Dr Ayesha Scott – Lecturer, Finance (AUT)

Media coverage of research released today by KiwiSaver provider ANZ, which includes comments regarding a worrying trend that young people are too concerned with KiwiSaver fees rather than focusing on returns, flies in the face of current research on what is most important when it comes to KiwiSaver decisions.

“This trend is a concern, as choosing a fund solely on fees means members may miss out on greater returns and a larger balance in the long term,” the ANZ investment team says.

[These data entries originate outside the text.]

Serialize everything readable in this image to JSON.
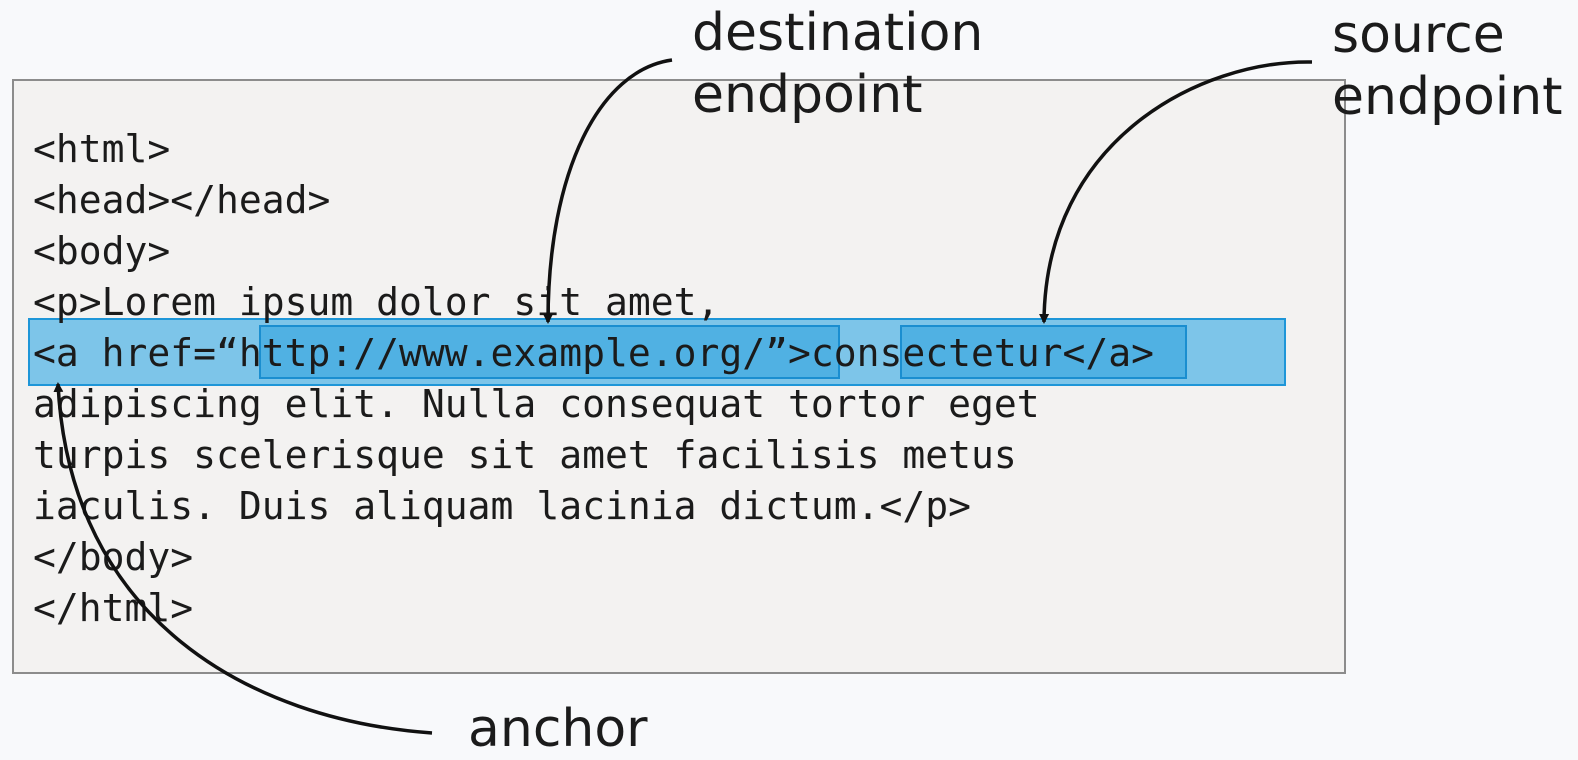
{
  "code_lines": [
    "<html>",
    "<head></head>",
    "<body>",
    "<p>Lorem ipsum dolor sit amet,",
    "<a href=“http://www.example.org/”>consectetur</a>",
    "adipiscing elit. Nulla consequat tortor eget",
    "turpis scelerisque sit amet facilisis metus",
    "iaculis. Duis aliquam lacinia dictum.</p>",
    "</body>",
    "</html>"
  ],
  "labels": {
    "destination": "destination\nendpoint",
    "source": "source\nendpoint",
    "anchor": "anchor"
  },
  "colors": {
    "highlight": "#34aae3",
    "highlight_border": "#1e96d8",
    "panel": "#f3f2f1",
    "arrow": "#111111"
  }
}
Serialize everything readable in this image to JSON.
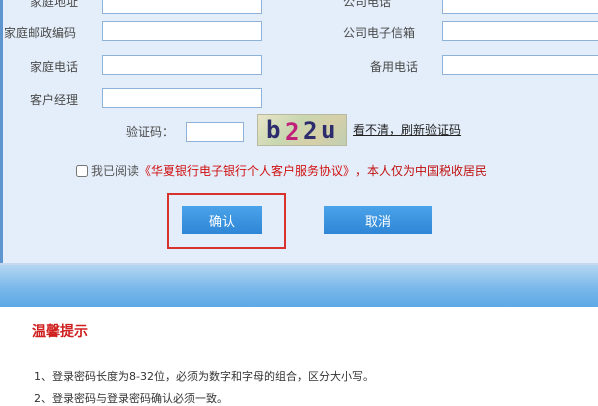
{
  "form": {
    "labels": {
      "home_address": "家庭地址",
      "company_phone": "公司电话",
      "home_postcode": "家庭邮政编码",
      "company_email": "公司电子信箱",
      "home_phone": "家庭电话",
      "backup_phone": "备用电话",
      "account_manager": "客户经理",
      "captcha": "验证码："
    },
    "captcha_text": "b22u",
    "refresh_captcha": "看不清，刷新验证码",
    "agreement": {
      "prefix": "我已阅读",
      "link": "《华夏银行电子银行个人客户服务协议》",
      "suffix": "，本人仅为中国税收居民"
    },
    "confirm_button": "确认",
    "cancel_button": "取消"
  },
  "tips": {
    "title": "温馨提示",
    "items": [
      "1、登录密码长度为8-32位，必须为数字和字母的组合，区分大小写。",
      "2、登录密码与登录密码确认必须一致。"
    ]
  },
  "colors": {
    "panel_bg": "#e4eefa",
    "accent_blue": "#2f86d6",
    "warning_red": "#d01f1f",
    "highlight_red": "#d9322e"
  }
}
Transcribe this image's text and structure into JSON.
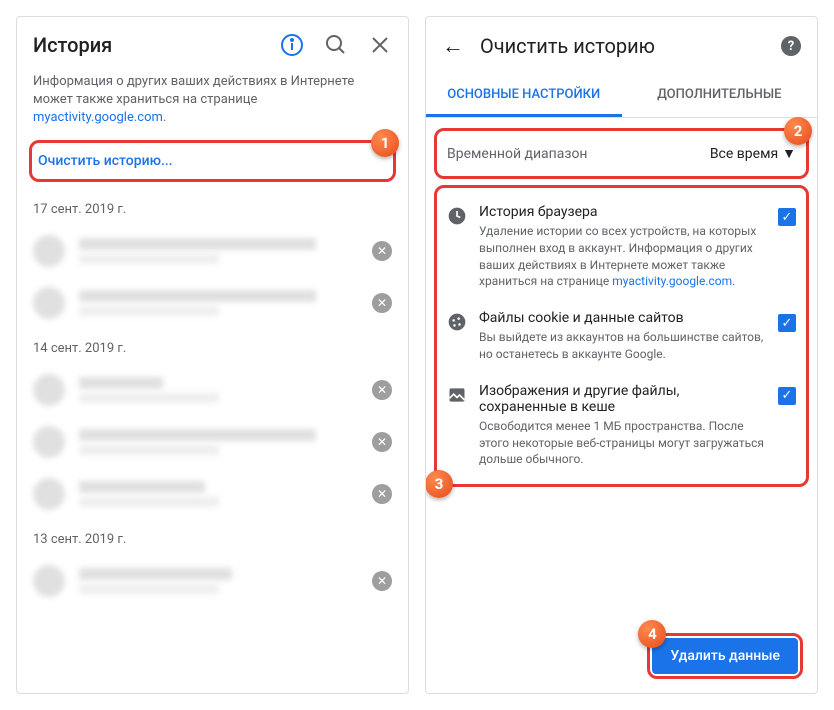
{
  "left": {
    "title": "История",
    "desc_prefix": "Информация о других ваших действиях в Интернете может также храниться на странице ",
    "desc_link": "myactivity.google.com",
    "clear_label": "Очистить историю...",
    "dates": [
      "17 сент. 2019 г.",
      "14 сент. 2019 г.",
      "13 сент. 2019 г."
    ]
  },
  "right": {
    "title": "Очистить историю",
    "tab_basic": "ОСНОВНЫЕ НАСТРОЙКИ",
    "tab_advanced": "ДОПОЛНИТЕЛЬНЫЕ",
    "range_label": "Временной диапазон",
    "range_value": "Все время",
    "options": [
      {
        "title": "История браузера",
        "desc_prefix": "Удаление истории со всех устройств, на которых выполнен вход в аккаунт. Информация о других ваших действиях в Интернете может также храниться на странице ",
        "desc_link": "myactivity.google.com",
        "icon": "clock"
      },
      {
        "title": "Файлы cookie и данные сайтов",
        "desc": "Вы выйдете из аккаунтов на большинстве сайтов, но останетесь в аккаунте Google.",
        "icon": "cookie"
      },
      {
        "title": "Изображения и другие файлы, сохраненные в кеше",
        "desc": "Освободится менее 1 МБ пространства. После этого некоторые веб-страницы могут загружаться дольше обычного.",
        "icon": "image"
      }
    ],
    "delete_label": "Удалить данные"
  },
  "badges": {
    "b1": "1",
    "b2": "2",
    "b3": "3",
    "b4": "4"
  }
}
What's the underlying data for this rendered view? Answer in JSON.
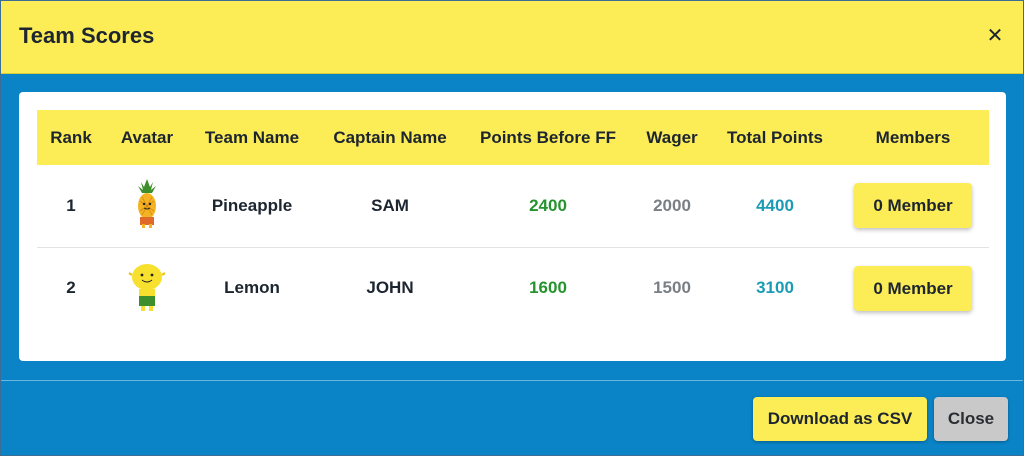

Both the prevailing global research on fund performance, and expertly conducted and independent research by Professor Bart Frijns and Dr Ivan Indriawan, at the Auckland Centre for Financial Research, on the returns performance of managed funds in New Zealand suggests that no fund outperforms over the long term (when you compare performance against appropriate risk-adjusted benchmarks). And long term is exactly what a KiwiSaver scheme is, especially for young people with their eye on retirement 30 to 40 years from today.

Further, the Commission for Financial Capability hint at the same point as the research by asking investors to think about fees:

“KiwiSaver fees are one area where it’s not necessarily true that ‘you get what you pay for’. Higher fees don’t necessarily mean higher returns or better service,” it says.

Ultimately, the best advice for anyone embarking on KiwiSaver investment is to choose the fund with the lowest fee structure for the fund type you are investing in (defensive, conservative, balanced, growth or aggressive). You can’t bank on good returns continuing into the future, but you can opt for an investment that costs less, potentially increasing your retirement savings to the tune of tens of thousands of dollars.